My family owns property in Canada and I have traveled back and forth many times across the Canadian/US border in the Thousand Island region of upper New York State. Coming back into the US on a Sunday during the 2008 Labor Day Weekend, I was sitting in the passenger seat of our VW Toureg - my wife was driving and my teenage daughter in the back seat. Entering Customs (now Border Control of the Division of Homeland Security) is similar to entering a toll booth on a highway, except that you have to drive a gauntlet of various detectors and video equipment 20 feet before you reach the booth housing the DHS agents.
When we reached the booth on this particular day, the DHS agent had a very peculiar look on her face. Without saying a word, she left her booth and slowly walked around our SUV holding a small handheld device pointed at the car. After her completed tour around the vehicle, she returned to her booth to confer with another officer who had just arrived.
As we waited, quite perplexed, she approached us again and, without emotion, asked if any of us had recently undergone any medical treatment. Even more perplexed, we asked why. The agent explained that we had set off the radiation detectors as we approached the booth. I remembered the nuclear cardiac stress test I had taken just 12 days before and filled her in, at which point she looked quite relieved and said that probably explains the positive result from the vehicle radiation detectors. Relieved or not, however, this now began the process to determine if this positive trigger of the Homeland Security radiation detectors was a possible security threat!
As a Certified Industrial Hygienist (CIH), I work in the Environmental Science, Safety and Industrial Hygiene consulting field and have been abundantly trained in hazard detection and detector technology, so, all inconveniences aside, I knew I was in the middle of an interesting process. What the DHS folks had to do now was prove that when our vehicle set off the radiation detectors it was indeed nothing more than a harmless security issue, also known as a false positive.
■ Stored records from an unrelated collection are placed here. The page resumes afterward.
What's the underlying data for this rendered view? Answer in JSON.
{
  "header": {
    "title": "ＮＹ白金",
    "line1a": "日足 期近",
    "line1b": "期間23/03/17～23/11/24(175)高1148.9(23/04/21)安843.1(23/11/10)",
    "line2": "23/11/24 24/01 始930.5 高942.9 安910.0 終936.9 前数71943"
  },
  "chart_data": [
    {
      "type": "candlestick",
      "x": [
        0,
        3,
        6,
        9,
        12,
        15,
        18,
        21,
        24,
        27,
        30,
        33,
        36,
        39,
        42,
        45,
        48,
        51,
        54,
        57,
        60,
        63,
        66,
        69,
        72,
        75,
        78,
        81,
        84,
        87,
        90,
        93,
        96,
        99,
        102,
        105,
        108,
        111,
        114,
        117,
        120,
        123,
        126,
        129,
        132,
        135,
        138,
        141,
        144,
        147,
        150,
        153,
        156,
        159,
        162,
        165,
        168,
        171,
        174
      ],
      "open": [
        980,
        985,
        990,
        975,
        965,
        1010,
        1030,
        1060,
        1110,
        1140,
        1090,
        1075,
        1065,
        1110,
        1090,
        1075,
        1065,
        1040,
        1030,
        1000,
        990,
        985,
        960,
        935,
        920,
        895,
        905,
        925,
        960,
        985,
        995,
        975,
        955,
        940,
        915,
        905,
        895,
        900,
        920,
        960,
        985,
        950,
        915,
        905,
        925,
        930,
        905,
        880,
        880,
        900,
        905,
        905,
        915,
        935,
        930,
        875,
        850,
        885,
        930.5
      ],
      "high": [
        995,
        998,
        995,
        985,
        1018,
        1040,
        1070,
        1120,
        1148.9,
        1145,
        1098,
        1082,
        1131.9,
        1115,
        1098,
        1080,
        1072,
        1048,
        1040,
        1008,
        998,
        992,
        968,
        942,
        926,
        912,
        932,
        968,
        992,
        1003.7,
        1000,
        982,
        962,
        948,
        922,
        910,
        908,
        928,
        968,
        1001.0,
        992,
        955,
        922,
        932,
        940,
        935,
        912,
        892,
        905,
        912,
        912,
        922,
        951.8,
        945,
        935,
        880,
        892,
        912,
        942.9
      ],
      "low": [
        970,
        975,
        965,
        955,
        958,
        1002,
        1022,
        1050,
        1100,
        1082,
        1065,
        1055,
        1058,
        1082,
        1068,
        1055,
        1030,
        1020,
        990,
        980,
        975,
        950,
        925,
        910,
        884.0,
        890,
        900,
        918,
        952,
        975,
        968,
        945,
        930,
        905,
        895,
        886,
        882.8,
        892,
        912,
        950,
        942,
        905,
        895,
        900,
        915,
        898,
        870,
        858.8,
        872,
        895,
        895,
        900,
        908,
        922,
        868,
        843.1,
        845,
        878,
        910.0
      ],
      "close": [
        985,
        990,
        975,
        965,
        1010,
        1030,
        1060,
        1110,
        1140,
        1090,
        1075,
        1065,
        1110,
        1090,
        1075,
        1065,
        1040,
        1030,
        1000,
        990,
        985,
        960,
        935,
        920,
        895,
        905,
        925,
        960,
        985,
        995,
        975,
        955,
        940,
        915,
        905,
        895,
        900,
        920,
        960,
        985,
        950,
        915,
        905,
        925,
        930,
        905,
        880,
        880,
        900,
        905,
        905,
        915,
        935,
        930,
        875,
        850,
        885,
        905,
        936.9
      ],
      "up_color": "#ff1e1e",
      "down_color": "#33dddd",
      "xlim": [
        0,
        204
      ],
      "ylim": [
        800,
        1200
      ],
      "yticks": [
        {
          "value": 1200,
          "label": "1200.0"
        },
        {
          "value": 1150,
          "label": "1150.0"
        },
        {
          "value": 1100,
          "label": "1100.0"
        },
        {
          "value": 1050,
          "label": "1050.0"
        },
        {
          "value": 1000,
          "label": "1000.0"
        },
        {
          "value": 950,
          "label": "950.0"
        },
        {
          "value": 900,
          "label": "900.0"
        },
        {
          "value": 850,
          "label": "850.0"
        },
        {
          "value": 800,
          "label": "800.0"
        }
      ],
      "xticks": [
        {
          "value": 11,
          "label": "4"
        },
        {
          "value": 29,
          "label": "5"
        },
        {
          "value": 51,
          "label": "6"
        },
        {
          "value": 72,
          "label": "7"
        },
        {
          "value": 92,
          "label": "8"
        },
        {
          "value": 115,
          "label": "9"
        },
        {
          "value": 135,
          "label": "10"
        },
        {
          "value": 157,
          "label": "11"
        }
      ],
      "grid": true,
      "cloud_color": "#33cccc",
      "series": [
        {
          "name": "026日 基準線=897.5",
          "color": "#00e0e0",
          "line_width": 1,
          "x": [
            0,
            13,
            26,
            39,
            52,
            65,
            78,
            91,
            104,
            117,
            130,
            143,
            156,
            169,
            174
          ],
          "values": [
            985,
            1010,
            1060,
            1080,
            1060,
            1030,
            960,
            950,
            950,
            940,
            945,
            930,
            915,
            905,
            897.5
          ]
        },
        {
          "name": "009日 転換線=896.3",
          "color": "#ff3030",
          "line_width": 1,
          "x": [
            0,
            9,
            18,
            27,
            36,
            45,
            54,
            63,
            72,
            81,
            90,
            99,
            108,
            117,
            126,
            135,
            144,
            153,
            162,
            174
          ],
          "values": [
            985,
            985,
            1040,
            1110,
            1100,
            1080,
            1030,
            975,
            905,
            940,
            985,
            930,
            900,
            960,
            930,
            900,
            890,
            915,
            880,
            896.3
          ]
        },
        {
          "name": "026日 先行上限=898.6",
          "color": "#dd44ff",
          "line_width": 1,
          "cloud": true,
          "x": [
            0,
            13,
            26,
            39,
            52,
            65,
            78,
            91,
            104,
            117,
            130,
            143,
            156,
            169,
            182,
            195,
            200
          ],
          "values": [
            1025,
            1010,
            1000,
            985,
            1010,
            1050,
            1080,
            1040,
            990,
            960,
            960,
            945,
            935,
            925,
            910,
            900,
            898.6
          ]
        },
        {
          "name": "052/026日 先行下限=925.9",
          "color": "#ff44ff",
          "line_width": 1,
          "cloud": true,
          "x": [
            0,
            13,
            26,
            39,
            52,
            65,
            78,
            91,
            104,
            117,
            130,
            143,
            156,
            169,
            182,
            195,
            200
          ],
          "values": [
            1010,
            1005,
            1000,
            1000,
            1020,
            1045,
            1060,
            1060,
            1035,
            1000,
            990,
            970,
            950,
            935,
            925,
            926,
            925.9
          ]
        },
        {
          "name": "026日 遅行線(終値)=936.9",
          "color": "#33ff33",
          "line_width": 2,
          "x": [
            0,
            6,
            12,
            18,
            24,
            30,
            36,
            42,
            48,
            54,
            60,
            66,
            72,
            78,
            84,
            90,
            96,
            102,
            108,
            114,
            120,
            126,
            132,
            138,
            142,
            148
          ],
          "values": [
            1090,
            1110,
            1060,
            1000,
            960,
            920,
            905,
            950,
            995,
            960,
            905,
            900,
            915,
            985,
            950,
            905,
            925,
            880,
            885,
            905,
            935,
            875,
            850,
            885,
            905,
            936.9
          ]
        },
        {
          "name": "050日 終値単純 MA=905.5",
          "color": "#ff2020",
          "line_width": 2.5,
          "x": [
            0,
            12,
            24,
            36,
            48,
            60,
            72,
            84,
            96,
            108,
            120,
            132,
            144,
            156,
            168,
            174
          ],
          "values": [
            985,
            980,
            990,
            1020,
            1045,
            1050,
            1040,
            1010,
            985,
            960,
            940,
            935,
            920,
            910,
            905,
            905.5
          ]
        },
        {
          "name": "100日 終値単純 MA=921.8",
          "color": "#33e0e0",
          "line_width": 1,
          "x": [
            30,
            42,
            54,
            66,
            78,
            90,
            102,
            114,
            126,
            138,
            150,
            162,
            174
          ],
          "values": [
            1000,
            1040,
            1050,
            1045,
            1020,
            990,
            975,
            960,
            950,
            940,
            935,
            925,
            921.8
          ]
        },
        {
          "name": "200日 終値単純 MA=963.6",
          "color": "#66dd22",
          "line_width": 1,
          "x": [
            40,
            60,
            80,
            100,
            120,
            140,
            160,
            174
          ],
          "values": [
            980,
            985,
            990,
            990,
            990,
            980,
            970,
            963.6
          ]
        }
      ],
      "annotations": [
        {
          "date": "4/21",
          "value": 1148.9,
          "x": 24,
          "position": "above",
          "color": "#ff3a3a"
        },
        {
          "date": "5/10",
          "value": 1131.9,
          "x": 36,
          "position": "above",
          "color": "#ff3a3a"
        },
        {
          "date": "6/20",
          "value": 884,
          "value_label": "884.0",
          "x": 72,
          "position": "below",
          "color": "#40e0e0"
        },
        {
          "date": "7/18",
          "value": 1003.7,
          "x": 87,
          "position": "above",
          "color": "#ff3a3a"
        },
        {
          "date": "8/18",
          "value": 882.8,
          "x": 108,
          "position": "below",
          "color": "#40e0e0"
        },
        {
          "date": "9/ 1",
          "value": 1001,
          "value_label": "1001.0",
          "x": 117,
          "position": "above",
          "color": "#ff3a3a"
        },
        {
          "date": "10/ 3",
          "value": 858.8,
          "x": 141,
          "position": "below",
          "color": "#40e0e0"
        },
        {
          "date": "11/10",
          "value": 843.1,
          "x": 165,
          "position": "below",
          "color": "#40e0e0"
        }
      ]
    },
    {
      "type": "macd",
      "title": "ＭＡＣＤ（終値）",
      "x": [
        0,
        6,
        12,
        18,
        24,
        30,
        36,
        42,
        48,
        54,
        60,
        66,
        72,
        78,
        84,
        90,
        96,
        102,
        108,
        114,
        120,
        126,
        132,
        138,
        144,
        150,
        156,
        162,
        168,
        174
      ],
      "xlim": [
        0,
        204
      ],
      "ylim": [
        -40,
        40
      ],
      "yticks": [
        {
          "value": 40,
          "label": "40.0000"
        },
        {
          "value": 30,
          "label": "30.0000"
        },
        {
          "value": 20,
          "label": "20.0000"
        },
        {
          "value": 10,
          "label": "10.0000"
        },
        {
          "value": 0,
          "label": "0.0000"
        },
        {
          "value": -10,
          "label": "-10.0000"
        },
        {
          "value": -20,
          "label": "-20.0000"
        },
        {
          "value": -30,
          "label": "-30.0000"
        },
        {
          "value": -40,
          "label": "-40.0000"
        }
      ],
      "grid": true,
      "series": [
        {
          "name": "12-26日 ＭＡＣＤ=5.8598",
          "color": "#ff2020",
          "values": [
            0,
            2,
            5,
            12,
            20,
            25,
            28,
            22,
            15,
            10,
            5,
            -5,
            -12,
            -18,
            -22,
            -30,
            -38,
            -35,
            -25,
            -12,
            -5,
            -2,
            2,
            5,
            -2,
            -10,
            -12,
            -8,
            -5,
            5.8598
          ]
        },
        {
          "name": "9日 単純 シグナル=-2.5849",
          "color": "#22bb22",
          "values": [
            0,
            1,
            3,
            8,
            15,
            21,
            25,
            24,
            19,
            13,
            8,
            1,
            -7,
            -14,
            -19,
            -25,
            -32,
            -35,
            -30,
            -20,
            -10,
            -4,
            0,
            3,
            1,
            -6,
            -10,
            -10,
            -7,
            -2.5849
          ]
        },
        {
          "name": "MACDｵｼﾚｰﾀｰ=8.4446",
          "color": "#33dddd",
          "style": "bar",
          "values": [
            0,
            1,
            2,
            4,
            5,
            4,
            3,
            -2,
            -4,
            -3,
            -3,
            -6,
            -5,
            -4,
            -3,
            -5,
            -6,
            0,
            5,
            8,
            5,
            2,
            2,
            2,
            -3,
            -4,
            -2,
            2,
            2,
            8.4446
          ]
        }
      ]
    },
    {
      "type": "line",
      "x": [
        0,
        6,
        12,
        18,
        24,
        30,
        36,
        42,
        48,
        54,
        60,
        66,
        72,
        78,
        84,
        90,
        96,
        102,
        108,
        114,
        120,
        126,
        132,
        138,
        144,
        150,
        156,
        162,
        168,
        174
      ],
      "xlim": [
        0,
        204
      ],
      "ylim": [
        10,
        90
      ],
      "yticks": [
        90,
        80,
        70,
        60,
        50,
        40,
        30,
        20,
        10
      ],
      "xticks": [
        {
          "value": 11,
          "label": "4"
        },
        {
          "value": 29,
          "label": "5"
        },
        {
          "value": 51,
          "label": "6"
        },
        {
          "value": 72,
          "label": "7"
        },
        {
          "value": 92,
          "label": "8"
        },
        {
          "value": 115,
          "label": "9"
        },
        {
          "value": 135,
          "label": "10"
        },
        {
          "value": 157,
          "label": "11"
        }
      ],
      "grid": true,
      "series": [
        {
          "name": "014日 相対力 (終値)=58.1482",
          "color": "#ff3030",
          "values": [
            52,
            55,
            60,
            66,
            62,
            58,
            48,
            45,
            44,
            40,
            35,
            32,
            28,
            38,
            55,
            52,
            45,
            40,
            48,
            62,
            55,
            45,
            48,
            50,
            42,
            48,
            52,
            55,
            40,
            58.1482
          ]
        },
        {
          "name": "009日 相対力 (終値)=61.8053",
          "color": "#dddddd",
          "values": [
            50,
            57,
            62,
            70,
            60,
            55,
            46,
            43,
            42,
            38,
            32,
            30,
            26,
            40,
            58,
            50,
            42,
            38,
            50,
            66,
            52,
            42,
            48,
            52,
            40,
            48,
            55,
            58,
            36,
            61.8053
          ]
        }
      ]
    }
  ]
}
In our case this was caused because one the vehicles occupants was still glowing (emitting sufficient radiation energy) from a medical treatment.
Step one - the DHS agents asked me to get out of the vehicle and directed my wife to drive the vehicle through a secondary battery of radiation detectors. The vehicle was clean, so deductively, the radioactive culprit was me!
Step two - I was invited into the DHS office where they asked me to sit in a chair next to another agent with yet another handheld radiation meter the size of a loaf of bread.
Step three - he turned on the detector and pointed it at me for approximately 2 minutes. The detectors LCD display identified the radioisotope as Thallium, which is the isotope used in the cardiac stress tests. The DHS agents were all happy with the results and I was free to continue our trip.
I was impressed with the detection technology being used at our borders to monitor for ionizing radiation. I was also impressed with the ease of use of the detectors being used by the DHS agents who are not trained radiation technicians. It was all fast and accurate. From a security perspective, this is good news and here is why
Thallium has a half life of 72 hours. This means, 12 days after my stress test, my Thallium dose was barely 7% of the original injected dose. Therefore, internally (in my body) the radioactive energy level remaining from my Thallium injection was at 7% of the original dose.
Additionally, when I set off the detectors, I was sitting in the front seat of a slowly moving SUV, constructed with a significant amount of metal to shield me from the radiation detectors. These detectors were located approximately 4 feet from the vehicle, and still picked up this low level amount of radioactive energy. Either these detectors have impressive sensitively, or I had one significant dose of Thallium during my stress test. Ill need to research that next.